How would you answer this question? I'm looking forward to seeing your responses. Leave them in the comments.


Blogger Mama said...

It has really helped me to read other's blogs. To know there are other people out there going through the same things gradually helped me come to grips with everything. There are so many great blogs out there now, written by the chronically fabulous!

Writing about it on my blog has also helped me. It's very therapeutic to get my worries, health issues, and concerns down for myself. It's an added benefit reading the comments from my readers. So I wouldn't necessarily suggest blogging for the whole world to see, if the thought scares her. But writing in a "health diary" might help.

Shannon said...

I so agree about giving yourself time to grieve the loss of your old life. You really will grieve and you should try to acknowledge this process and be mindful of it. You also may find you need to FORGIVE yourself. For all of it. Grieving, feeling guilty, for your body "failing" you and more I am sure I just can't think of in this moment.

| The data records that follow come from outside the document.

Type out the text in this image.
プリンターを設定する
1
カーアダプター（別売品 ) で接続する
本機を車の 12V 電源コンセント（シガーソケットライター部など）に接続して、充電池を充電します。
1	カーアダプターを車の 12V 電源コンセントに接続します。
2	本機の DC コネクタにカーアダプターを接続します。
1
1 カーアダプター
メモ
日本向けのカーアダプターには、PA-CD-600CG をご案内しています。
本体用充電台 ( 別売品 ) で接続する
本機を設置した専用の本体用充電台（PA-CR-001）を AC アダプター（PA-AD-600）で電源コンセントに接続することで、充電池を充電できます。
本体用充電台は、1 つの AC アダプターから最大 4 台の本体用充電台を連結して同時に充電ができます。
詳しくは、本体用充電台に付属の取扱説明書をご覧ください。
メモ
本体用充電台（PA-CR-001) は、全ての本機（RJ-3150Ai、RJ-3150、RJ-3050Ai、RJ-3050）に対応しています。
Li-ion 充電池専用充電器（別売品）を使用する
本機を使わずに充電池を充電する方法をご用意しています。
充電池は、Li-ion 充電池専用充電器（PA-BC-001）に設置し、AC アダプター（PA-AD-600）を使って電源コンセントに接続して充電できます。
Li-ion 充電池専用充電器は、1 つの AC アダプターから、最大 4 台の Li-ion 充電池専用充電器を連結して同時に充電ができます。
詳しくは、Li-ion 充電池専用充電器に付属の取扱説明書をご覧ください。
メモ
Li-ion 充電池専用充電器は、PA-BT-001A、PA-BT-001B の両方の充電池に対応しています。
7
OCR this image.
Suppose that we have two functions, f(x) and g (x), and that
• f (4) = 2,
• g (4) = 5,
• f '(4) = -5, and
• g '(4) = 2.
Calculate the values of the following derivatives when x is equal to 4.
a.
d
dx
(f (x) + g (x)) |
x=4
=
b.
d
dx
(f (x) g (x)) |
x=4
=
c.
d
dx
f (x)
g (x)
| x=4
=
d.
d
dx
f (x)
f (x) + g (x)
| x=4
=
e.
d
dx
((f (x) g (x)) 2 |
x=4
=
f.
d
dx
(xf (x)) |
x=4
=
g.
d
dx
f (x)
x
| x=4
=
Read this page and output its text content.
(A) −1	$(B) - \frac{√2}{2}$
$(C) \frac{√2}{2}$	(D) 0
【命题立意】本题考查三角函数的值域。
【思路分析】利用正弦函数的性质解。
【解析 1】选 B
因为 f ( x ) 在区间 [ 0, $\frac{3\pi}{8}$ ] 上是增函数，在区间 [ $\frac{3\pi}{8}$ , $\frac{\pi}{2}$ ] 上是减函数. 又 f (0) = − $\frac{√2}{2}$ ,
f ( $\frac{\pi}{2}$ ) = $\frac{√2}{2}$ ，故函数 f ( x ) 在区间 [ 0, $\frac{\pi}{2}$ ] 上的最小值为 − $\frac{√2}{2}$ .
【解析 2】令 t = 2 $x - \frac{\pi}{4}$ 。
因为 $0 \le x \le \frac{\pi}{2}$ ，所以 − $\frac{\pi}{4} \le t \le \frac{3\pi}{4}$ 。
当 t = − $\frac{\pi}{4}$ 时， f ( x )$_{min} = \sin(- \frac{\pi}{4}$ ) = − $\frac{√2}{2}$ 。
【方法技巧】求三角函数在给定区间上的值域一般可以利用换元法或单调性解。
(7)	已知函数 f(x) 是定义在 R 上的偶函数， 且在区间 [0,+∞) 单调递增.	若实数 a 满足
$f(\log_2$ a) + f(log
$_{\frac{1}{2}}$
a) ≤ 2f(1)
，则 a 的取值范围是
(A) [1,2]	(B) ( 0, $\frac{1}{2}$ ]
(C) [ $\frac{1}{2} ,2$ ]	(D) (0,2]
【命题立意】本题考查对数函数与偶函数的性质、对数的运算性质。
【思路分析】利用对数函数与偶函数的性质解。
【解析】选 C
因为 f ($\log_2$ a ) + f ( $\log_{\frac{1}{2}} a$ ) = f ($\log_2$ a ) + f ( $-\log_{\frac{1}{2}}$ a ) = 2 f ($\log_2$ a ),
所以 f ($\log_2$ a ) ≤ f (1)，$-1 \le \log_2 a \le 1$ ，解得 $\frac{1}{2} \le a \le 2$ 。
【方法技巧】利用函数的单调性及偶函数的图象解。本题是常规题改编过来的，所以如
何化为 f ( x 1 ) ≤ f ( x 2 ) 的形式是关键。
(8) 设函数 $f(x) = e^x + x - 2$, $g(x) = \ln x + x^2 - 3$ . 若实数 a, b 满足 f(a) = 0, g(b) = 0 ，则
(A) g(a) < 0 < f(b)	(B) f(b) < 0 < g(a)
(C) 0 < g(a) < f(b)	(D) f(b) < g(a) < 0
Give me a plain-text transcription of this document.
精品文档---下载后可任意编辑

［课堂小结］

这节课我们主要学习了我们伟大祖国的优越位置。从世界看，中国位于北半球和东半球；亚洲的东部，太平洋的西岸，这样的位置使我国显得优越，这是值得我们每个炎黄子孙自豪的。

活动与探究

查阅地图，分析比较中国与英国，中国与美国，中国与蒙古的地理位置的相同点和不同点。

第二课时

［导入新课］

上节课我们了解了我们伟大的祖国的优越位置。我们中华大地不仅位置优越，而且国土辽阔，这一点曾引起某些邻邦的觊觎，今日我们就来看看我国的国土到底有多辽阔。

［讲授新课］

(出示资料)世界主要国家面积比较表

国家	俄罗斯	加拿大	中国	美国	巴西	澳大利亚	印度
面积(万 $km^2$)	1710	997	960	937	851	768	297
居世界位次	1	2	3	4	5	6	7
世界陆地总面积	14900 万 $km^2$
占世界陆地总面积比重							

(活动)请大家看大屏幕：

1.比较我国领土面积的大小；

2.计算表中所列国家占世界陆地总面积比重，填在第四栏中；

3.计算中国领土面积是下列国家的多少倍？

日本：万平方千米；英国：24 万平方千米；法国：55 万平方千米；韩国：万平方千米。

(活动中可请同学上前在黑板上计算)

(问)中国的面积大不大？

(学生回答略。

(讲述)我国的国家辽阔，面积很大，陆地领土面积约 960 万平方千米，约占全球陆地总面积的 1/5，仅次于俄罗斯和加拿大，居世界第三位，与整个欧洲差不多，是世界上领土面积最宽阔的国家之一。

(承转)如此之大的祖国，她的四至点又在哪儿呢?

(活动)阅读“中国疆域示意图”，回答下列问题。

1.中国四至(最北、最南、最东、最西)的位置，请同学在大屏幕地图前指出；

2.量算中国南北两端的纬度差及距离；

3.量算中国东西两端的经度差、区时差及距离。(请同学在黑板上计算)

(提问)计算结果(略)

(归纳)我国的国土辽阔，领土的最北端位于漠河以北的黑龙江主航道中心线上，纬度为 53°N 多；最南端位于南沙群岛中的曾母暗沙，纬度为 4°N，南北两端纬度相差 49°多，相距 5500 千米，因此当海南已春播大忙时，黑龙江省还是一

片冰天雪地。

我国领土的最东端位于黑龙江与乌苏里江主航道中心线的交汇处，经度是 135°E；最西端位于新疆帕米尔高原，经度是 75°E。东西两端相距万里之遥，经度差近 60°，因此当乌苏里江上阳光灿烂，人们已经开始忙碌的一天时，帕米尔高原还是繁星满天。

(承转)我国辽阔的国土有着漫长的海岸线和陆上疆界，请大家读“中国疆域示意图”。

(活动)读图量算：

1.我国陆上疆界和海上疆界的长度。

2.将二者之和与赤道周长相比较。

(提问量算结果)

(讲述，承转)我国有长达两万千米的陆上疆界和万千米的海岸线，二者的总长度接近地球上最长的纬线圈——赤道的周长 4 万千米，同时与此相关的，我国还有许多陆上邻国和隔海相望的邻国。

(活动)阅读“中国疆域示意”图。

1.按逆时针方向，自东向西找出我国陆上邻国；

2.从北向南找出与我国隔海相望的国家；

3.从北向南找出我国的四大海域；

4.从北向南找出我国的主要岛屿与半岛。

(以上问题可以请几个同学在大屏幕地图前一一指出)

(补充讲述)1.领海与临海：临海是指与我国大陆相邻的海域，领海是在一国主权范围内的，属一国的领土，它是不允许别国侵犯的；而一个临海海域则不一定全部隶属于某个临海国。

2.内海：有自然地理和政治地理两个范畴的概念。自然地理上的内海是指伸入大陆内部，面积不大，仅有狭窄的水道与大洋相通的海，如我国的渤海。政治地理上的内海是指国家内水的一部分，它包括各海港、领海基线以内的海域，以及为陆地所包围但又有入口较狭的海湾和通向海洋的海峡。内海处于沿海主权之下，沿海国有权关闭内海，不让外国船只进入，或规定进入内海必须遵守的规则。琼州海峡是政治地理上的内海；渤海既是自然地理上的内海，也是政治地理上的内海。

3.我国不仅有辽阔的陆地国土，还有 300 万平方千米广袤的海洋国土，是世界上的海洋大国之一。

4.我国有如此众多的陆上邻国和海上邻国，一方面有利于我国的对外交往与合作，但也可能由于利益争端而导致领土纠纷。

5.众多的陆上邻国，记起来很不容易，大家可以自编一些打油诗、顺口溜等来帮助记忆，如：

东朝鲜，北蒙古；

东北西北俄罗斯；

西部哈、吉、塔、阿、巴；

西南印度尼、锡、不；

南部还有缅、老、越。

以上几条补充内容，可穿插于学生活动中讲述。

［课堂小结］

I grieved. I was angry, too. So very angry at myself. Disappointed that my life may only amount to "this much" and never anything more. Like all of a sudden all of my future choices were forever gone or at the very least, not attainable any more.

So I had to forgive myself or go stark raving mad! Ok going mad is relative.. or was it my relitives I thought were mad? lol and humor, I HAVE to laugh at myself or my situation and try to find the half glass full bits. If I did not laugh, I'd cry. So this is where I am right now. I'm trying to laugh. Much like Julia does - it's what keeps me coming back to her site. Thanks Julia! :D

I'm still working on the feeling guilty part. That's tough. I'm like Julia there too. I do whatever I can. Then I make sure that my DH knows I do appreciate him and all he does. I thank him often and remind him that I love him.

Anonymous said...

I agree with you, to read other blog/stories, to read books about the illness so it's not something "strange" "unknow" anymore.
To make a blog too, so I feel "active" against the illness. But yes, it's hard to accept that there is a before Sjogren, and an after it. But the after Sjogren could be good, fun, happy too ! It's a grief work to be done.